On 28/04/2011 16:02, Alexander Belopolsky wrote:
On Thu, Apr 28, 2011 at 10:22 AM, Mike Graham<mikegraham@gmail.com> wrote:
On Thu, Apr 28, 2011 at 4:52 AM, Alexander Belopolsky <alexander.belopolsky@gmail.com> wrote: ..
Since py3k has already made None< 0 an error, it may be reasonable for float('nan')< 0 to raise an error as well (probably ValueError rather than TypeError). This will not make lists with nans sortable or searchable using binary search, but will make associated bugs easier to find.

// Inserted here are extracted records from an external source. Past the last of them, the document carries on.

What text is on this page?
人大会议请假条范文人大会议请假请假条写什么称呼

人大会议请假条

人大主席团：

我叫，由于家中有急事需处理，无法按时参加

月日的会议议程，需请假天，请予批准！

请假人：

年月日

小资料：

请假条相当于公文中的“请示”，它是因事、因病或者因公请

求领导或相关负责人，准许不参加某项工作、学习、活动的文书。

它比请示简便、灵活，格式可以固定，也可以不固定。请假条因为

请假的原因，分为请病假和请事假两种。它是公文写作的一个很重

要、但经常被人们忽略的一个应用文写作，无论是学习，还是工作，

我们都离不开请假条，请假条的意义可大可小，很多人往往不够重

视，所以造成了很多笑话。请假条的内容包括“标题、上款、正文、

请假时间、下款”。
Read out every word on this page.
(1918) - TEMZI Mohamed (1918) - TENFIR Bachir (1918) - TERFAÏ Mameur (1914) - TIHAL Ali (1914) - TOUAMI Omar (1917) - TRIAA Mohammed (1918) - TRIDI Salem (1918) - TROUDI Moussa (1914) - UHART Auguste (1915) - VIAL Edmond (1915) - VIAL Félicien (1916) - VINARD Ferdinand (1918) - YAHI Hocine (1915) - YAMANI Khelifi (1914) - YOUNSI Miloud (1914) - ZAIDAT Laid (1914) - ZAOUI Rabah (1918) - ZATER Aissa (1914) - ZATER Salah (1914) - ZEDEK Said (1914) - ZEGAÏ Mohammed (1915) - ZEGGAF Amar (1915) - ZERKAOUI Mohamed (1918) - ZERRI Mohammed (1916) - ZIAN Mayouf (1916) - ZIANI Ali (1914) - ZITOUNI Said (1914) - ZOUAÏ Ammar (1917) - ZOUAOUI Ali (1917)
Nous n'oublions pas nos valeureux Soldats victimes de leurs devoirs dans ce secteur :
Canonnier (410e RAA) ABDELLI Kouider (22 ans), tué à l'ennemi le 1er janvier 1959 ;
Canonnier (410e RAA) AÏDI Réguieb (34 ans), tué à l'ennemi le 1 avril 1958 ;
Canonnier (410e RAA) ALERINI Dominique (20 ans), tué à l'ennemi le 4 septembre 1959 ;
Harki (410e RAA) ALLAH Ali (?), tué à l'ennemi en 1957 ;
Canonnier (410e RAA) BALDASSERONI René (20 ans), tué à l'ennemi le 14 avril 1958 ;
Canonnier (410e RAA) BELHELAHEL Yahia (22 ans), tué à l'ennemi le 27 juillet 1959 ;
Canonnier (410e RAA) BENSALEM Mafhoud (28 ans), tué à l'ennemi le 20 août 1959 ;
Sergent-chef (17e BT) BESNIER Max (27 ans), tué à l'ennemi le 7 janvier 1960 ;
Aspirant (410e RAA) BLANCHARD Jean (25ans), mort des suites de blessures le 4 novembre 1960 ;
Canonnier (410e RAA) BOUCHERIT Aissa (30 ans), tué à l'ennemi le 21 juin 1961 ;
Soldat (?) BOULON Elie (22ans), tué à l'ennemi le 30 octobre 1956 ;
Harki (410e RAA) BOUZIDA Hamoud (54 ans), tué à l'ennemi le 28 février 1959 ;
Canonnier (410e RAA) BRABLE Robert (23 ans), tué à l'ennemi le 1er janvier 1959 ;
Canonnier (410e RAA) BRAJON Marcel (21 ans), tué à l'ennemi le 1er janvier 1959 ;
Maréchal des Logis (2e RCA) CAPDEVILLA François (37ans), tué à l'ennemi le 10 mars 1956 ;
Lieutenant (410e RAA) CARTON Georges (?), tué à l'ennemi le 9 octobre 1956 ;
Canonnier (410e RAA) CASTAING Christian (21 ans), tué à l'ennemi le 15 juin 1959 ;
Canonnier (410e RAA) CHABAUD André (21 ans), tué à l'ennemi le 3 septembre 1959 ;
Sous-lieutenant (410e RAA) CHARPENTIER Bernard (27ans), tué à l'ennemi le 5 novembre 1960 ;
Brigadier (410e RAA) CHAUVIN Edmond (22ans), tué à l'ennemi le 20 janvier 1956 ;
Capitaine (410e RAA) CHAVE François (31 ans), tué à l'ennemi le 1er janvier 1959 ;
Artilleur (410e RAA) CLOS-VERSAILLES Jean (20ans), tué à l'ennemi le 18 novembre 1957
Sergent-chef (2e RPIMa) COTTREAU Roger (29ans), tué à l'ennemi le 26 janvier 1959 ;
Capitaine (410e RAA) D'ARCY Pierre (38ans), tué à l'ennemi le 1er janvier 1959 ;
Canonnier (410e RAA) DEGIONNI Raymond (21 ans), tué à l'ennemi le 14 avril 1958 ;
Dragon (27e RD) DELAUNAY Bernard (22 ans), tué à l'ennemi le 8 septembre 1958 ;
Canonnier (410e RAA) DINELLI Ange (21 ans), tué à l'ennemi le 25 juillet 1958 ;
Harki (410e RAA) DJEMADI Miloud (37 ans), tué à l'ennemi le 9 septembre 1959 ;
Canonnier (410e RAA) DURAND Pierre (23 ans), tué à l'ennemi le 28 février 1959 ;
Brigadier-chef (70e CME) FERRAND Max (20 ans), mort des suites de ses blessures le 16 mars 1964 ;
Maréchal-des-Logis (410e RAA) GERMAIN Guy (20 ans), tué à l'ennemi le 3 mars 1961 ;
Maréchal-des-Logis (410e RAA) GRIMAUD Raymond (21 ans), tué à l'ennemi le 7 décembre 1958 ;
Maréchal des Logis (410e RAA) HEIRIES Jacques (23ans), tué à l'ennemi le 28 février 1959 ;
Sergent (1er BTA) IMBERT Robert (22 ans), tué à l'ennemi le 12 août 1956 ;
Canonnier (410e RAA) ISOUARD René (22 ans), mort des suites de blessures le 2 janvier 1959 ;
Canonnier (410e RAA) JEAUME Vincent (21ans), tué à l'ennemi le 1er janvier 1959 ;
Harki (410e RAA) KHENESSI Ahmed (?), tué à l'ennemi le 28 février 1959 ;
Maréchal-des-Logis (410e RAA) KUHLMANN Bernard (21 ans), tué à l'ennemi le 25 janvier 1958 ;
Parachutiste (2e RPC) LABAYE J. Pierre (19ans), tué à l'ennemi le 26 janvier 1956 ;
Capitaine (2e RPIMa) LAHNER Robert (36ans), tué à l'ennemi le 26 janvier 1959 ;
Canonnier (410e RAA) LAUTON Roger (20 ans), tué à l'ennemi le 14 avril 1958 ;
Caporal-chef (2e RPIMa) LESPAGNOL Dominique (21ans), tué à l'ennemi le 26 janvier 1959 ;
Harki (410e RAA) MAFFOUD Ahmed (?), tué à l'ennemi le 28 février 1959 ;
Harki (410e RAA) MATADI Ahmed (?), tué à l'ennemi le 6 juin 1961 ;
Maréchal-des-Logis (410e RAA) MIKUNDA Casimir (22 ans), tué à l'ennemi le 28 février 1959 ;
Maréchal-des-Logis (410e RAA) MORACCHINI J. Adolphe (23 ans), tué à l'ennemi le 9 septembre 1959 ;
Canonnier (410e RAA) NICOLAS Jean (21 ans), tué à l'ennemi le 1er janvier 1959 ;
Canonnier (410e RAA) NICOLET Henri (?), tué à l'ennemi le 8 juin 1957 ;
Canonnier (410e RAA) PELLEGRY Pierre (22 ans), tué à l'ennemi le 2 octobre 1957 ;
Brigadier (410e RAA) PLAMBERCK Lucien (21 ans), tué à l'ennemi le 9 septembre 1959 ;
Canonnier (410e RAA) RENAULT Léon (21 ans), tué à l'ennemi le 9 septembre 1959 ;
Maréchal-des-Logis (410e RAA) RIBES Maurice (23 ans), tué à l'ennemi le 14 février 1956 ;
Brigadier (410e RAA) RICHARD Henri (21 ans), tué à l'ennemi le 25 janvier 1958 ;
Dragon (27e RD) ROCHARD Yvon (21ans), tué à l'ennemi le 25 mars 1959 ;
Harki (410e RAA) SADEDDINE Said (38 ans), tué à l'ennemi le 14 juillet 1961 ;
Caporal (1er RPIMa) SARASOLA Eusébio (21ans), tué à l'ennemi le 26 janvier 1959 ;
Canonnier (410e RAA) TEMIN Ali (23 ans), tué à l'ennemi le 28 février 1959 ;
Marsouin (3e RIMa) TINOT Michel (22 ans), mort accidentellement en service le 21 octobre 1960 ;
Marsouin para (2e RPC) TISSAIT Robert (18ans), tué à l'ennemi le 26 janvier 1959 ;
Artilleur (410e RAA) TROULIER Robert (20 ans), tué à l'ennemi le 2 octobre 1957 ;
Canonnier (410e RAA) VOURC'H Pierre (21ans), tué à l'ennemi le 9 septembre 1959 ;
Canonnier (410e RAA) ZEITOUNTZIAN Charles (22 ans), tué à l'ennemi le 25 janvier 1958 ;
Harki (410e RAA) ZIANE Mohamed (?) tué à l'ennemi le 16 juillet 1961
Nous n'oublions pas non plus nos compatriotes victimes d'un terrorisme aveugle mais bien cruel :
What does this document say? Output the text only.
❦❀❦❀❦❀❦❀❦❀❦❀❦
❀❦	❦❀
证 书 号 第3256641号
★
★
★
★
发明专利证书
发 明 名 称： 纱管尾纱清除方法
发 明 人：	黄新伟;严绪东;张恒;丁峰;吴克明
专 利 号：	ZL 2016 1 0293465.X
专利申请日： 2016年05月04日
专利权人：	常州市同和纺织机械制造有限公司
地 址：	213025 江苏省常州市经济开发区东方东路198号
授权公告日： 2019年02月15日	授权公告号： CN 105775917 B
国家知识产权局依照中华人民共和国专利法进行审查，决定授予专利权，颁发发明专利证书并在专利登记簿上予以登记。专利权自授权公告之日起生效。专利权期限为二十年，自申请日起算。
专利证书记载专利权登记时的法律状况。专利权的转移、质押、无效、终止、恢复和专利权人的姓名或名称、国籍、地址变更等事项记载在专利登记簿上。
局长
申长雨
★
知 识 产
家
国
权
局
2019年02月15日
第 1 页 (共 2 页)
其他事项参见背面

I'm -0 on this -- I really favor having NaNs behave like NaNs.
.. but IEEE 754 specifies that NaNs compare as "unordered".
I get this (Python 3.1.2):
sorted([1, float('nan'), 0, 0]) [1, nan, 0, 0] sorted([1, 0, float('nan'), 0]) [0, 0, 1, nan]
I think that as NaNs behave like this:
float('nan') == float('nan') False float('nan') < float('nan') False float('nan') > float('nan') False
trying to sort them should raise an exception, just to preserve users' sanity! IMHO, the current behaviour just makes it look like a bug.